In 1885, J.M. Alexander measured vertical angles to the summit of Mauna Loa from several triangulation stations on the island. His calculations yielded an elevation of 13,675 feet (4168 m). In 1926, Lieutenant L.G. Simmons ran a level line from Hilo to Mauna Loa's summit. This difficult and tedious procedure involves carefully measuring points on the ground surface less than 3 m (10 feet) different in elevation using level rods and an optical level. Simmons' survey took nearly two months and provided the accurate result of 13,680 feet (4169.7 m) for Mauna Loa's summit elevation.
Level lines from Hilo to Volcano House run in 1912 and 1921 showed that the entire summit of Kilauea had increased in elevation by as much as 3 m (10 feet). This confirmed suspicions, held by Jaggar and others, that the summits of active volcanoes rise and fall due to internal changes in volume or pressure of magma.
Geologists at the Hawaiian Volcano Observatory thought that the summit area of Mauna Loa probably changed in a similar manner, but it was not until the 1975 and 1984 eruptions of Mauna Loa that this was proven. During the year before the 1975 eruption, electronic distance measurements across Mauna Loa's caldera showed widening of about 10 cm (4 inches), but information on elevation changes was not conclusive. Uplift of Mauna Loa, determined by level surveys in its summit area from 1977 to 1981, was at least 13 cm (5 inches), and subsidence related to the 1984 eruption was at least 61 cm (2 feet).
So how high is Mauna Loa? Somewhere near 13,675 to 13,680 feet. If you really want a precise answer, you also need to give the date on which an accurate measurement is made. Is Mauna Loa presently rising or falling? No, it has been fairly stable over the past few years. But we expect it to swell before the next eruption.

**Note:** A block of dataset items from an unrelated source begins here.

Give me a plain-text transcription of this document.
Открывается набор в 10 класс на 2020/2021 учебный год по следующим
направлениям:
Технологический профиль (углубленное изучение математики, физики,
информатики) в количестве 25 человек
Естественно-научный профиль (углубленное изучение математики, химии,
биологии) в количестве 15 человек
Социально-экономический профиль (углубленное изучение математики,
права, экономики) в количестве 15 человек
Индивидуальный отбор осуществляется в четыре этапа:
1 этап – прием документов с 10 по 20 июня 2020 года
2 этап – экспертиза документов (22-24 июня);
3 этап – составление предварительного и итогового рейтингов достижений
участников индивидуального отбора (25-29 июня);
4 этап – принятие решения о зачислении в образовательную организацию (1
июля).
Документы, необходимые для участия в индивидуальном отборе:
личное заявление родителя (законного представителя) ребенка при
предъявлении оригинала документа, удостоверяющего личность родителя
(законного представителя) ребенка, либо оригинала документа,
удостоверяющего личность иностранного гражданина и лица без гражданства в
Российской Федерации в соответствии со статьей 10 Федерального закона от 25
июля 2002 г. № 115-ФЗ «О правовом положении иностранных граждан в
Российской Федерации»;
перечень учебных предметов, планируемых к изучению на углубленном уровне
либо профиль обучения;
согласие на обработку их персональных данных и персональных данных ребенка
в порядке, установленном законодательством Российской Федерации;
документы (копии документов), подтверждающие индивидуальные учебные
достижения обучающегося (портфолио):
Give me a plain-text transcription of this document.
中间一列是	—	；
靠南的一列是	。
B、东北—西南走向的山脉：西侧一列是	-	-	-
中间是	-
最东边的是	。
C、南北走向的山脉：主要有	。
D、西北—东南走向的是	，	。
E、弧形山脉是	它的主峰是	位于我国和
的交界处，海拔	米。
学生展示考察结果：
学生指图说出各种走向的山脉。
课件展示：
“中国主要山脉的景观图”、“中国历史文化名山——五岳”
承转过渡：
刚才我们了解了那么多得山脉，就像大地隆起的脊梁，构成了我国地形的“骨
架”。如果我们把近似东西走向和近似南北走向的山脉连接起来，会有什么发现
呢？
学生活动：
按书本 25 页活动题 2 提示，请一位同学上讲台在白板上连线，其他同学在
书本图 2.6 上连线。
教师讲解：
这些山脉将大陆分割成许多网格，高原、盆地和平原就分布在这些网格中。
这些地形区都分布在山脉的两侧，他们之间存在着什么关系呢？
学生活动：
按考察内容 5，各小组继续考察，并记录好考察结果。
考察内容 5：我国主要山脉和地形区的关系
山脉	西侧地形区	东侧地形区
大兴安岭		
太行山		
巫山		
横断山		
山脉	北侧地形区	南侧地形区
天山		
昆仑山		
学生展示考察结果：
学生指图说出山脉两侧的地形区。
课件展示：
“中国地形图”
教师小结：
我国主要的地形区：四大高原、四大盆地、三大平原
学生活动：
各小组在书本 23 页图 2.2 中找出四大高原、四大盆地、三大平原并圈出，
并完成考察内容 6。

Eruptive activity of Kilauea Volcano continued unabated at the Pu`u `O`o vent during the past week. Lava moves away from the vent toward the ocean in a network of tubes and descends Pulama pali in two separate areas. A small surface flow on Pulama pali and scattered surface ooze-outs from inflated areas in the coastal flats were observed. Lava continued to enter the ocean in the area east of Kupapa`u throughout the week and provided visitors, including Interior Secretary Gale Norton, to the newly opened viewing area a great show. The public is reminded that the bench of the ocean entry area is extremely hazardous, with possible collapses of the new land. The steam cloud is extremely hot, highly acidic, and laced with glass particles. Swimming at the black sand beach of the bench can be a blistering or even deadly venture.
One earthquake was reported felt during the week ending on August 23, 2001. A resident of Pa`auilo felt an earthquake at 7:43 p.m. on April 16. The magnitude-2.2 earthquake was located 5.5 km (3.3 mi) west of Pa`auilo at a depth of 12.67 km (7.6 mi).